Di duniaku, setiap awan yang lewat terlihat seperti naga-naga berwarna-warni yang sedang terbang dengan gembira, atau bunga-bunga yang bermekaran, terlihat seperti peri-peri kecil dengan baju terusan yang indah, dan dahan-dahan pohon yang bergerak, terlihat seperti para manusia kayu yang sedang melambai-lambaikan tangannya kepadaku. Ya, duniaku jelas lebih menyenangkan. Dunia di dalam kepalaku lebih berwarna, aku bisa menjadi apapun dan siapapun yang aku inginkan. Aku bisa menjadi seorang putri atau pelayan. Aku bisa menjadi pahlawan atau penjahat. Aku bisa menjadi apapun.
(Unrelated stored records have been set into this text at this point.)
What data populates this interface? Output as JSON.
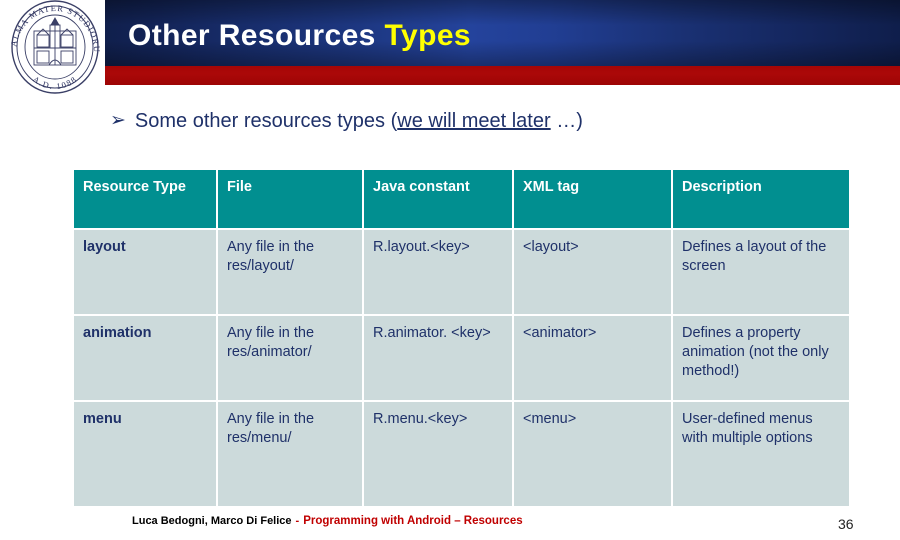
{
  "slide": {
    "title_main": "Other Resources",
    "title_accent": "Types",
    "bullet_glyph": "➢",
    "bullet_prefix": "Some other resources types (",
    "bullet_underlined": "we will meet later",
    "bullet_suffix": " …)",
    "page_number": "36"
  },
  "logo": {
    "outer_text": "ALMA MATER STUDIORUM",
    "year_text": "A.D. 1088",
    "name": "university-of-bologna-seal"
  },
  "table": {
    "headers": [
      "Resource Type",
      "File",
      "Java constant",
      "XML tag",
      "Description"
    ],
    "rows": [
      {
        "resource_type": "layout",
        "file": "Any file in the res/layout/",
        "java_constant": "R.layout.<key>",
        "xml_tag": "<layout>",
        "description": "Defines a layout of the screen"
      },
      {
        "resource_type": "animation",
        "file": "Any file in the res/animator/",
        "java_constant": "R.animator. <key>",
        "xml_tag": "<animator>",
        "description": "Defines a property animation (not the only method!)"
      },
      {
        "resource_type": "menu",
        "file": "Any file in the res/menu/",
        "java_constant": "R.menu.<key>",
        "xml_tag": "<menu>",
        "description": "User-defined menus with multiple options"
      }
    ]
  },
  "footer": {
    "authors": "Luca Bedogni, Marco Di Felice",
    "dash": "-",
    "subject": "Programming with Android – Resources"
  },
  "colors": {
    "banner_navy": "#13265d",
    "banner_blue": "#24439c",
    "red_bar": "#a50606",
    "title_accent": "#ffff00",
    "table_header": "#018f90",
    "table_cell": "#ccdadb",
    "text_blue": "#1f3169",
    "footer_red": "#c00000"
  }
}
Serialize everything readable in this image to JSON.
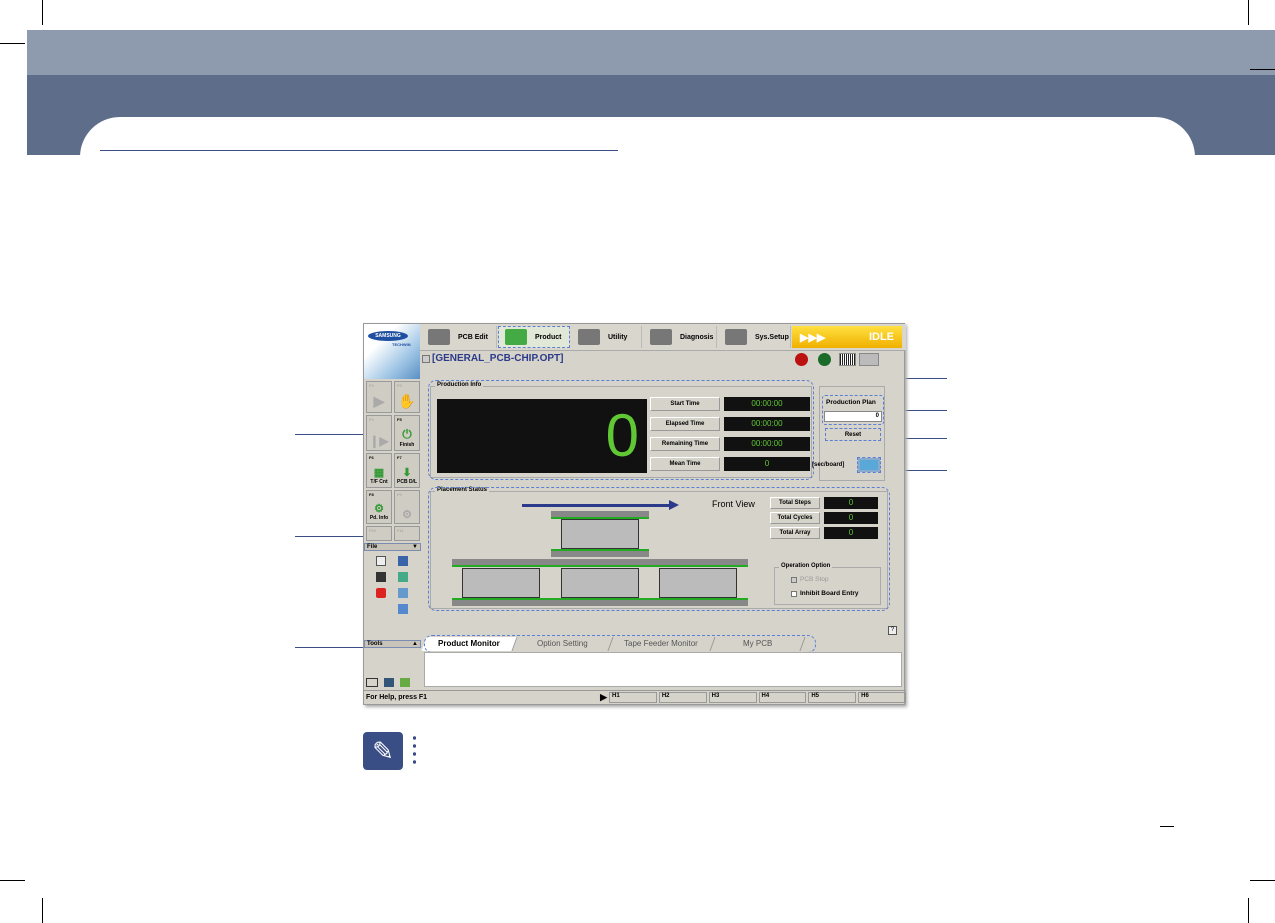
{
  "app": {
    "logo": {
      "brand": "SAMSUNG",
      "sub": "TECHWIN"
    },
    "toolbar": [
      {
        "label": "PCB Edit",
        "icon": "pcb-edit-icon"
      },
      {
        "label": "Product",
        "icon": "product-gear-icon"
      },
      {
        "label": "Utility",
        "icon": "utility-folder-icon"
      },
      {
        "label": "Diagnosis",
        "icon": "diagnosis-icon"
      },
      {
        "label": "Sys.Setup",
        "icon": "sys-setup-icon"
      }
    ],
    "status_indicator": {
      "arrows": "▶▶▶",
      "label": "IDLE"
    },
    "file_title": "[GENERAL_PCB-CHIP.OPT]",
    "function_keys": [
      {
        "key": "F2",
        "label": "",
        "icon": "play-icon",
        "enabled": false
      },
      {
        "key": "F3",
        "label": "",
        "icon": "hand-stop-icon",
        "enabled": false
      },
      {
        "key": "F4",
        "label": "",
        "icon": "step-play-icon",
        "enabled": false
      },
      {
        "key": "F5",
        "label": "Finish",
        "icon": "finish-icon",
        "enabled": true
      },
      {
        "key": "F6",
        "label": "T/F Cnt",
        "icon": "grid-icon",
        "enabled": true
      },
      {
        "key": "F7",
        "label": "PCB D/L",
        "icon": "pcb-download-icon",
        "enabled": true
      },
      {
        "key": "F8",
        "label": "Pd. Info",
        "icon": "gear-list-icon",
        "enabled": true
      },
      {
        "key": "F9",
        "label": "",
        "icon": "gear-pin-icon",
        "enabled": false
      },
      {
        "key": "F10",
        "label": "",
        "icon": "",
        "enabled": false
      },
      {
        "key": "F11",
        "label": "",
        "icon": "",
        "enabled": false
      }
    ],
    "file_panel": {
      "title": "File",
      "tools_title": "Tools"
    },
    "production_info": {
      "title": "Production Info",
      "count": "0",
      "rows": [
        {
          "label": "Start Time",
          "value": "00:00:00"
        },
        {
          "label": "Elapsed Time",
          "value": "00:00:00"
        },
        {
          "label": "Remaining Time",
          "value": "00:00:00"
        },
        {
          "label": "Mean Time",
          "value": "0"
        }
      ]
    },
    "production_plan": {
      "label": "Production Plan",
      "value": "0",
      "reset": "Reset",
      "unit": "[sec/board]"
    },
    "placement": {
      "title": "Placement Status",
      "view": "Front View",
      "rows": [
        {
          "label": "Total Steps",
          "value": "0"
        },
        {
          "label": "Total Cycles",
          "value": "0"
        },
        {
          "label": "Total Array",
          "value": "0"
        }
      ],
      "option_title": "Operation Option",
      "options": [
        {
          "label": "PCB Stop",
          "enabled": false
        },
        {
          "label": "Inhibit Board Entry",
          "enabled": true
        }
      ]
    },
    "help_button": "?",
    "tabs": [
      "Product Monitor",
      "Option Setting",
      "Tape Feeder Monitor",
      "My PCB"
    ],
    "status_bar": {
      "help": "For Help, press F1",
      "heads": [
        "H1",
        "H2",
        "H3",
        "H4",
        "H5",
        "H6"
      ]
    }
  },
  "colors": {
    "band_light": "#8e9aae",
    "band_dark": "#5e6e8a",
    "accent": "#3a4e86",
    "lcd_green": "#5fc834"
  }
}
Tetapi sayang, dunia itu tak nyata. Senyumku redup saat aku mengingat hal itu. Kutundukan kepalaku, mata coklatku yang terbingkai kacamata menatap lantai dengan sedih. Dunia dalam pikiranku tidak nyata. Bibirku membentuk senyuman mengejek saat aku mengingat berita pagi ini. Pagi ini, aku mendengar dari tv mengenai serangan teroris, bencana alam, korupsi dan masih banyak lagi. Sungguh menyedihkan, dunia yang nyata adalah dunia yang mengecewakan.
Langkah kakiku membawaku menuju ruang kelasku. Aku membuka pintunya dan masuk tanpa mengucapkan sepatah kata pun. Aku duduk di tempat dudukku, di pojok belakang dan menopang kepalaku dengan tanganku. Betapa bodohnya orang-orang ini, pikirku memperhatikan anak-anak yang sekelas denganku. Dunia ini adalah dunia yang fana, dunia ini bisa tiba-tiba hancur dan yang mereka lakukan hanya mencoba untuk memiliki kehidupan sosial yang eksis. Memangnya apa gunanya setiap akhir pekan pergi ke mal? Apa untungnya memiliki teknologi terbaru? Apa enaknya memakai aksesoris mahal yang terlalu norak? Dunia ini benar-benar aneh.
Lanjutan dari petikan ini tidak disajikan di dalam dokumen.